I like this question because it gets at the politics that exist in every organization. In my view and to a significant degree, expectations about model performance are a function of the org culture and degree to which an organization is "technically literate." One way to make clear what I mean is to consider the differences between the 4 big "data science" entities -- Google, FB, Amazon and Yahoo -- versus the 4 big agency holding entities -- WPP, Omnicon, Interbrand and Publicis. Google, et al, are very technically literate. The agencies, on the other hand, are known to lean towards tech phobia. What's the evidence for this? First off, the technically literate group was founded or are run by engineers, computer scientists, geeks and people with strong tech backgrounds. Who runs the tech illiterate companies? Marketers who have risen to prominence by virtue of their soft communication and people skills. And not only that, having worked in some of these shops in NYC, I can testify that these organizations systematically punish and/or push out the highly technically literate types as not a "fit" with the culture.
Next, consider their aggregate (stock) market caps, The tech literate group adds up to about 800 billion dollars while the tech illiterate group amounts to 80 billion. Tech literate entities are 10x bigger than the others in market cap. This is a clear statement of the market's expectations and it's not high for the illiterates. So, by extrapolation, what kind of hope can you have for challenging the "predictive accuracy" expectations of bozos like these?
So, given that cultural breakout and depending on where you fall, you should have more or less realistic expectations. Of course, different "tech illiterate" entities will have managers who know what they're doing, but for the most part, these entities are dominated by the idiocy of the lowest common denominator in tech skills, i.e., people who are at best technical semi-literates (and dangerous) or, more commonly, totally innumerate but don't know it. Case in point, I worked for a guy who wanted words like "correlation" scrubbed from c-suite decks. This is an extreme case: after all, every secretary knows what a "correlation" is.
This raises the issue of how one deals with the maddeningly naive and innumerate when they ask a really dumb question like, "Why aren't you getting 99% predictive accuracy?" One good response is to reply with a question like, "Why would you assume such an unrealistically high PA is even possible?" Another might be, "Because if I actually got 99% PA, I would have assumed that I was doing something wrong." Which is highly likely to be true, even with 90% PA.
The there's the more fundamental question of the insistence on PA as the sole criterion for model value. The late Leo Breiman left many footprints on the statistical and predictive modeling community of which PA is one. His primary concern with PA was to address the many criticisms being made in the 90s regarding the instability and error inherent in running a single CART tree. His solution was to motivate “random forests” as an approximate and provisional method that would maximize accuracy and reduce instability by eliminating tree structure. He benchmarked the lower MSE from ~1,000 iterative RF “mini-models” against the error from a single logistic regression model. The only problem was that he never bothered to mention the glaring apples to oranges comparison: what might the logistic regression MSE have been if it had also been performed 1,000 times?
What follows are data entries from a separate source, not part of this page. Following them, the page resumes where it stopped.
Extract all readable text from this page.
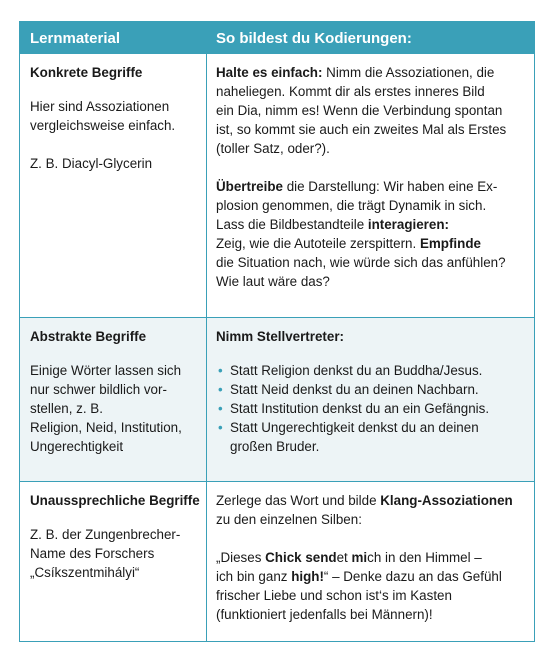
Lernmaterial	So bildest du Kodierungen:

Konkrete Begriffe

Hier sind Assoziationen
vergleichsweise einfach.

Z. B. Diacyl-Glycerin

Halte es einfach: Nimm die Assoziationen, die
naheliegen. Kommt dir als erstes inneres Bild
ein Dia, nimm es! Wenn die Verbindung spontan
ist, so kommt sie auch ein zweites Mal als Erstes
(toller Satz, oder?).

Übertreibe die Darstellung: Wir haben eine Ex-
plosion genommen, die trägt Dynamik in sich.
Lass die Bildbestandteile interagieren:
Zeig, wie die Autoteile zerspittern. Empfinde
die Situation nach, wie würde sich das anfühlen?
Wie laut wäre das?

Abstrakte Begriffe

Einige Wörter lassen sich
nur schwer bildlich vor-
stellen, z. B.
Religion, Neid, Institution,
Ungerechtigkeit

Nimm Stellvertreter:

• Statt Religion denkst du an Buddha/Jesus.
• Statt Neid denkst du an deinen Nachbarn.
• Statt Institution denkst du an ein Gefängnis.
• Statt Ungerechtigkeit denkst du an deinen
großen Bruder.

Unaussprechliche Begriffe

Z. B. der Zungenbrecher-
Name des Forschers
„Csíkszentmihályi“

Zerlege das Wort und bilde Klang-Assoziationen
zu den einzelnen Silben:

„Dieses Chick sendet mich in den Himmel –
ich bin ganz high!“ – Denke dazu an das Gefühl
frischer Liebe und schon ist‘s im Kasten
(funktioniert jedenfalls bei Männern)!
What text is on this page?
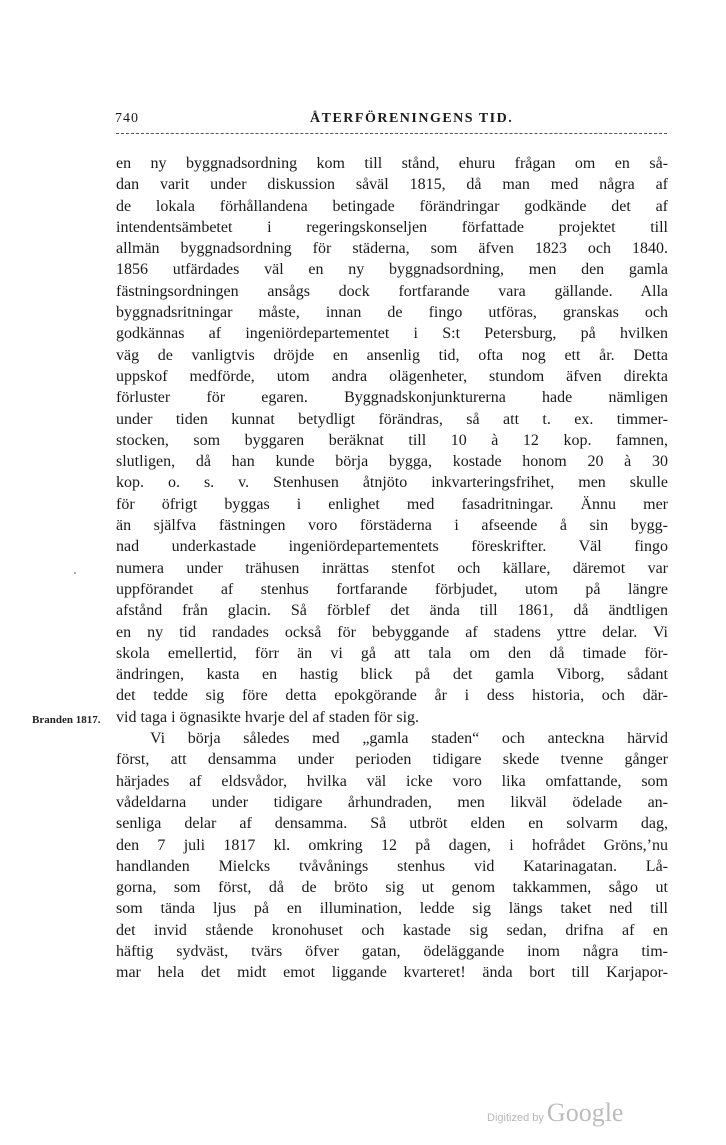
740	ÅTERFÖRENINGENS TID.
Branden 1817.
en ny byggnadsordning kom till stånd, ehuru frågan om en så-
dan varit under diskussion såväl 1815, då man med några af
de lokala förhållandena betingade förändringar godkände det af
intendentsämbetet i regeringskonseljen författade projektet till
allmän byggnadsordning för städerna, som äfven 1823 och 1840.
1856 utfärdades väl en ny byggnadsordning, men den gamla
fästningsordningen ansågs dock fortfarande vara gällande. Alla
byggnadsritningar måste, innan de fingo utföras, granskas och
godkännas af ingeniördepartementet i S:t Petersburg, på hvilken
väg de vanligtvis dröjde en ansenlig tid, ofta nog ett år. Detta
uppskof medförde, utom andra olägenheter, stundom äfven direkta
förluster för egaren. Byggnadskonjunkturerna hade nämligen
under tiden kunnat betydligt förändras, så att t. ex. timmer-
stocken, som byggaren beräknat till 10 à 12 kop. famnen,
slutligen, då han kunde börja bygga, kostade honom 20 à 30
kop. o. s. v. Stenhusen åtnjöto inkvarteringsfrihet, men skulle
för öfrigt byggas i enlighet med fasadritningar. Ännu mer
än själfva fästningen voro förstäderna i afseende å sin bygg-
nad underkastade ingeniördepartementets föreskrifter. Väl fingo
numera under trähusen inrättas stenfot och källare, däremot var
uppförandet af stenhus fortfarande förbjudet, utom på längre
afstånd från glacin. Så förblef det ända till 1861, då ändtligen
en ny tid randades också för bebyggande af stadens yttre delar. Vi
skola emellertid, förr än vi gå att tala om den då timade för-
ändringen, kasta en hastig blick på det gamla Viborg, sådant
det tedde sig före detta epokgörande år i dess historia, och där-
vid taga i ögnasikte hvarje del af staden för sig.
Vi börja således med „gamla staden“ och anteckna härvid
först, att densamma under perioden tidigare skede tvenne gånger
härjades af eldsvådor, hvilka väl icke voro lika omfattande, som
vådeldarna under tidigare århundraden, men likväl ödelade an-
senliga delar af densamma. Så utbröt elden en solvarm dag,
den 7 juli 1817 kl. omkring 12 på dagen, i hofrådet Gröns,’nu
handlanden Mielcks tvåvånings stenhus vid Katarinagatan. Lå-
gorna, som först, då de bröto sig ut genom takkammen, sågo ut
som tända ljus på en illumination, ledde sig längs taket ned till
det invid stående kronohuset och kastade sig sedan, drifna af en
häftig sydväst, tvärs öfver gatan, ödeläggande inom några tim-
mar hela det midt emot liggande kvarteret! ända bort till Karjapor-
Digitized by Google
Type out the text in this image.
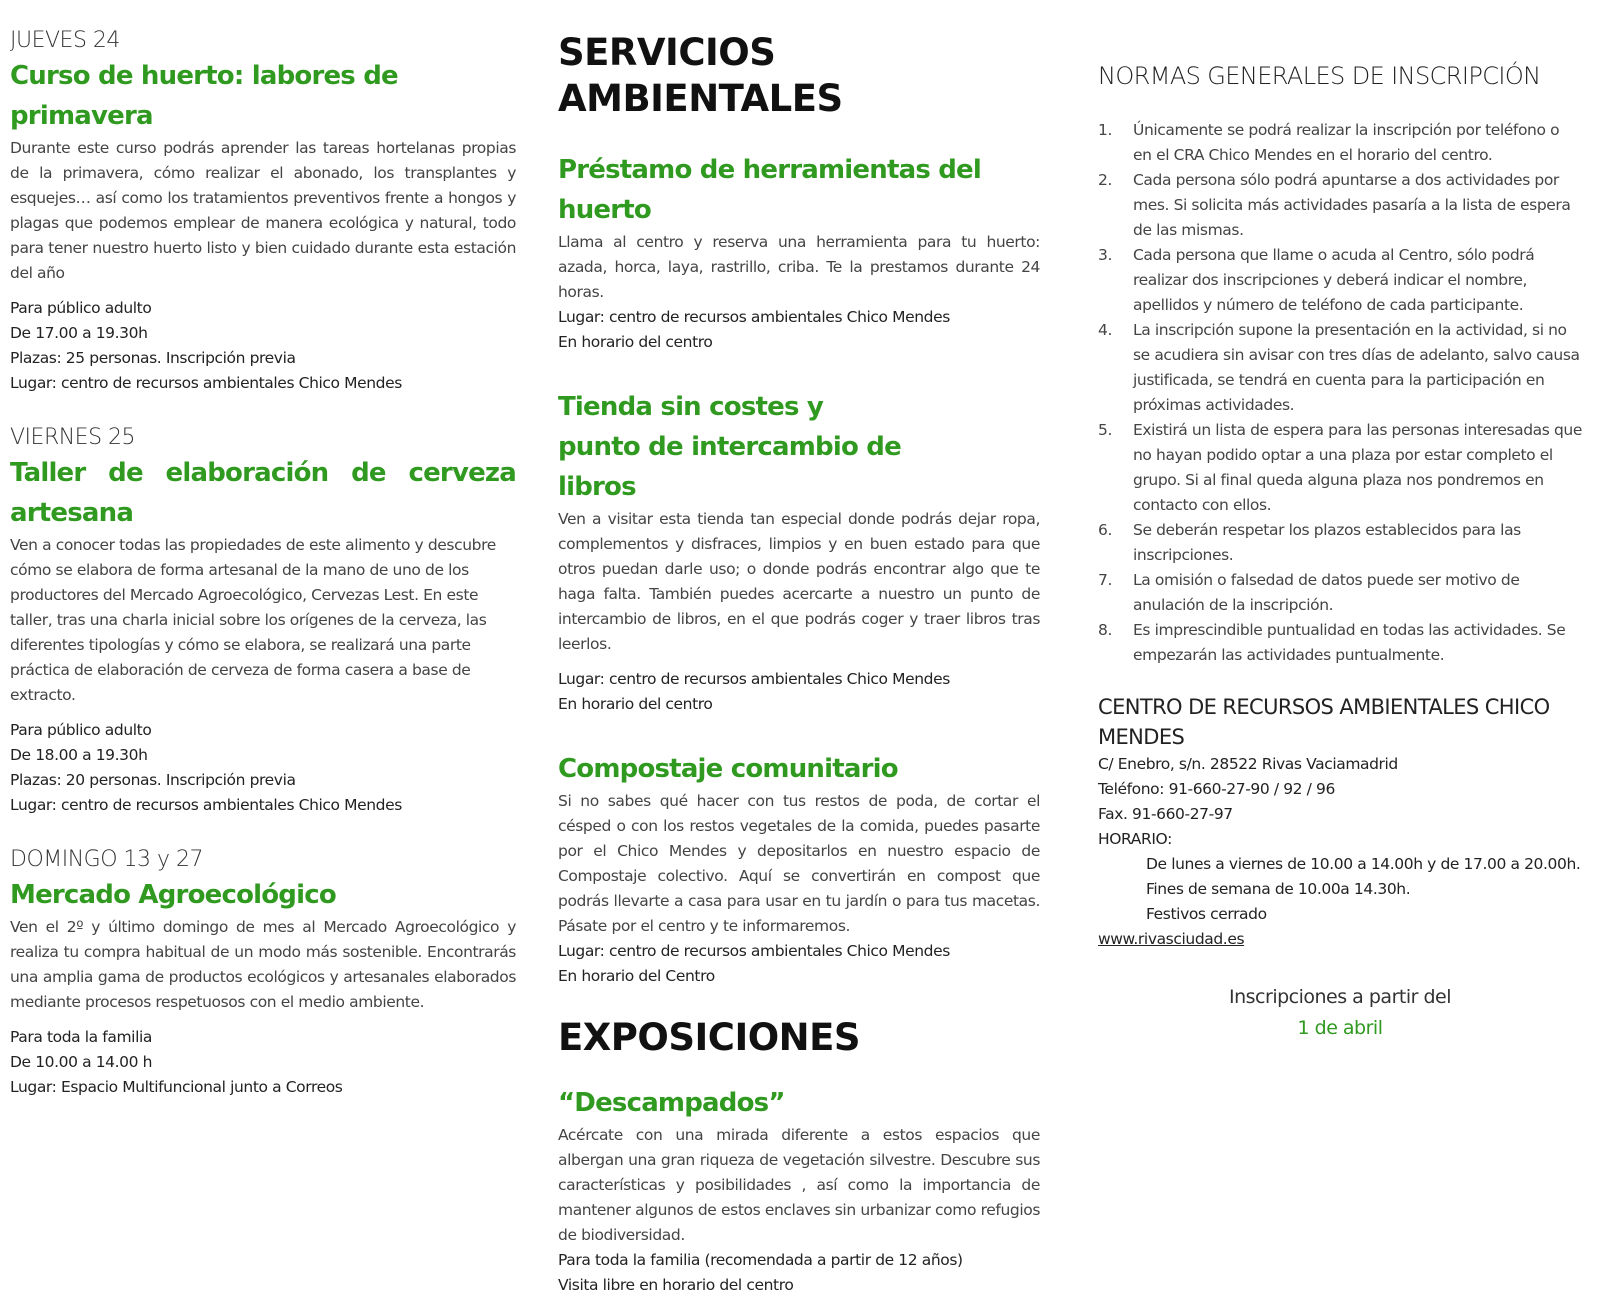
JUEVES 24

Curso de huerto: labores de primavera

Durante este curso podrás aprender las tareas hortelanas propias de la primavera, cómo realizar el abonado, los transplantes y esquejes… así como los tratamientos preventivos frente a hongos y plagas que podemos emplear de manera ecológica y natural, todo para tener nuestro huerto listo y bien cuidado durante esta estación del año

Para público adulto

De 17.00 a 19.30h

Plazas: 25 personas. Inscripción previa

Lugar: centro de recursos ambientales Chico Mendes

VIERNES 25

Taller de elaboración de cerveza artesana

Ven a conocer todas las propiedades de este alimento y descubre cómo se elabora de forma artesanal de la mano de uno de los productores del Mercado Agroecológico, Cervezas Lest. En este taller, tras una charla inicial sobre los orígenes de la cerveza, las diferentes tipologías y cómo se elabora, se realizará una parte práctica de elaboración de cerveza de forma casera a base de extracto.

Para público adulto

De 18.00 a 19.30h

Plazas: 20 personas. Inscripción previa

Lugar: centro de recursos ambientales Chico Mendes

DOMINGO 13 y 27

Mercado Agroecológico

Ven el 2º y último domingo de mes al Mercado Agroecológico y realiza tu compra habitual de un modo más sostenible. Encontrarás una amplia gama de productos ecológicos y artesanales elaborados mediante procesos respetuosos con el medio ambiente.

Para toda la familia

De 10.00 a 14.00 h

Lugar: Espacio Multifuncional junto a Correos

SERVICIOS AMBIENTALES

Préstamo de herramientas del huerto

Llama al centro y reserva una herramienta para tu huerto: azada, horca, laya, rastrillo, criba. Te la prestamos durante 24 horas.

Lugar: centro de recursos ambientales Chico Mendes

En horario del centro

Tienda sin costes y punto de intercambio de libros

Ven a visitar esta tienda tan especial donde podrás dejar ropa, complementos y disfraces, limpios y en buen estado para que otros puedan darle uso; o donde podrás encontrar algo que te haga falta. También puedes acercarte a nuestro un punto de intercambio de libros, en el que podrás coger y traer libros tras leerlos.

Lugar: centro de recursos ambientales Chico Mendes

En horario del centro

Compostaje comunitario

Si no sabes qué hacer con tus restos de poda, de cortar el césped o con los restos vegetales de la comida, puedes pasarte por el Chico Mendes y depositarlos en nuestro espacio de Compostaje colectivo. Aquí se convertirán en compost que podrás llevarte a casa para usar en tu jardín o para tus macetas. Pásate por el centro y te informaremos.

Lugar: centro de recursos ambientales Chico Mendes

En horario del Centro

EXPOSICIONES

“Descampados”

Acércate con una mirada diferente a estos espacios que albergan una gran riqueza de vegetación silvestre. Descubre sus características y posibilidades , así como la importancia de mantener algunos de estos enclaves sin urbanizar como refugios de biodiversidad.

Para toda la familia (recomendada a partir de 12 años)

Visita libre en horario del centro

NORMAS GENERALES DE INSCRIPCIÓN
1. Únicamente se podrá realizar la inscripción por teléfono o en el CRA Chico Mendes en el horario del centro.
2. Cada persona sólo podrá apuntarse a dos actividades por mes. Si solicita más actividades pasaría a la lista de espera de las mismas.
3. Cada persona que llame o acuda al Centro, sólo podrá realizar dos inscripciones y deberá indicar el nombre, apellidos y número de teléfono de cada participante.
4. La inscripción supone la presentación en la actividad, si no se acudiera sin avisar con tres días de adelanto, salvo causa justificada, se tendrá en cuenta para la participación en próximas actividades.
5. Existirá un lista de espera para las personas interesadas que no hayan podido optar a una plaza por estar completo el grupo. Si al final queda alguna plaza nos pondremos en contacto con ellos.
6. Se deberán respetar los plazos establecidos para las inscripciones.
7. La omisión o falsedad de datos puede ser motivo de anulación de la inscripción.
8. Es imprescindible puntualidad en todas las actividades. Se empezarán las actividades puntualmente.

CENTRO DE RECURSOS AMBIENTALES CHICO MENDES

C/ Enebro, s/n. 28522 Rivas Vaciamadrid

Teléfono: 91-660-27-90 / 92 / 96

Fax. 91-660-27-97

HORARIO:

De lunes a viernes de 10.00 a 14.00h y de 17.00 a 20.00h.

Fines de semana de 10.00a 14.30h.

Festivos cerrado

www.rivasciudad.es

Inscripciones a partir del
1 de abril
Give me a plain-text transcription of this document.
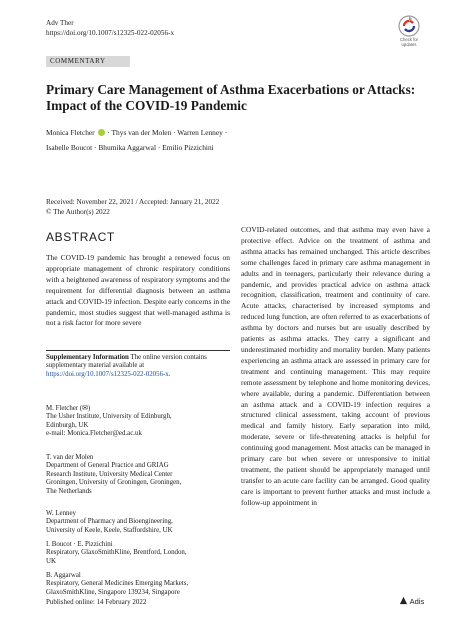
Adv Ther
https://doi.org/10.1007/s12325-022-02056-x
Check for updates
COMMENTARY
Primary Care Management of Asthma Exacerbations or Attacks: Impact of the COVID-19 Pandemic
Monica Fletcher  · Thys van der Molen · Warren Lenney ·
Isabelle Boucot · Bhumika Aggarwal · Emilio Pizzichini
Received: November 22, 2021 / Accepted: January 21, 2022
© The Author(s) 2022
ABSTRACT
The COVID-19 pandemic has brought a renewed focus on appropriate management of chronic respiratory conditions with a heightened awareness of respiratory symptoms and the requirement for differential diagnosis between an asthma attack and COVID-19 infection. Despite early concerns in the pandemic, most studies suggest that well-managed asthma is not a risk factor for more severe
COVID-related outcomes, and that asthma may even have a protective effect. Advice on the treatment of asthma and asthma attacks has remained unchanged. This article describes some challenges faced in primary care asthma management in adults and in teenagers, particularly their relevance during a pandemic, and provides practical advice on asthma attack recognition, classification, treatment and continuity of care. Acute attacks, characterised by increased symptoms and reduced lung function, are often referred to as exacerbations of asthma by doctors and nurses but are usually described by patients as asthma attacks. They carry a significant and underestimated morbidity and mortality burden. Many patients experiencing an asthma attack are assessed in primary care for treatment and continuing management. This may require remote assessment by telephone and home monitoring devices, where available, during a pandemic. Differentiation between an asthma attack and a COVID-19 infection requires a structured clinical assessment, taking account of previous medical and family history. Early separation into mild, moderate, severe or life-threatening attacks is helpful for continuing good management. Most attacks can be managed in primary care but when severe or unresponsive to initial treatment, the patient should be appropriately managed until transfer to an acute care facility can be arranged. Good quality care is important to prevent further attacks and must include a follow-up appointment in
Supplementary Information The online version contains supplementary material available at https://doi.org/10.1007/s12325-022-02056-x.
M. Fletcher (✉)
The Usher Institute, University of Edinburgh,
Edinburgh, UK
e-mail: Monica.Fletcher@ed.ac.uk
T. van der Molen
Department of General Practice and GRIAG
Research Institute, University Medical Center
Groningen, University of Groningen, Groningen,
The Netherlands
W. Lenney
Department of Pharmacy and Bioengineering,
University of Keele, Keele, Staffordshire, UK
I. Boucot · E. Pizzichini
Respiratory, GlaxoSmithKline, Brentford, London,
UK
B. Aggarwal
Respiratory, General Medicines Emerging Markets,
GlaxoSmithKline, Singapore 139234, Singapore
Published online: 14 February 2022	Adis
The 2008 Netflix Prize offered a sizeable monetary reward to any statistician or team able to improve upon the MSE of their recommender system. At the time, Netflix was spending $150 million a year on this system, convinced that the costs were more than recovered in customer loyalty and purchase of movies that would otherwise never have been chosen. The eventual winners used a complex ensemble of 107 different models.
As Netflix learned however, the real problem was that, from a fully loaded cost perspective, the actual improvement in error over their current model was a mere 0.005% reduction in the 5 point ratings. Not to mention that the IT costs in time, heavy-lifting and maintenance of the winning ensemble of 107 models more than nullified any gains from the error reduction. Given this, Netflix eventually abandoned the pursuit of MSE and no more Netflix Prizes have been awarded
And this is the point: minimizing predictive error can be easily gamed or p-hacked and is prone to analyst fraud (i.e., finding a solution that glorifies the analyst’s modeling skills, positively impacting his potential end-of-year bonus). Moreover, it is a completely statistical solution and goal set in an economic and business vacuum. The metric provides little or no consideration of ancillary, collateral costs -- the very real operational consequences evaluated from A to Z that should be an integral part of any fully-loaded, trade-off based decision-making process.
This has become one of those issues that is embedded in organizations and is very, very difficult to change. In other words, I am fully aware that I am tilting at windmills with this rant about the caveats with the use of PA.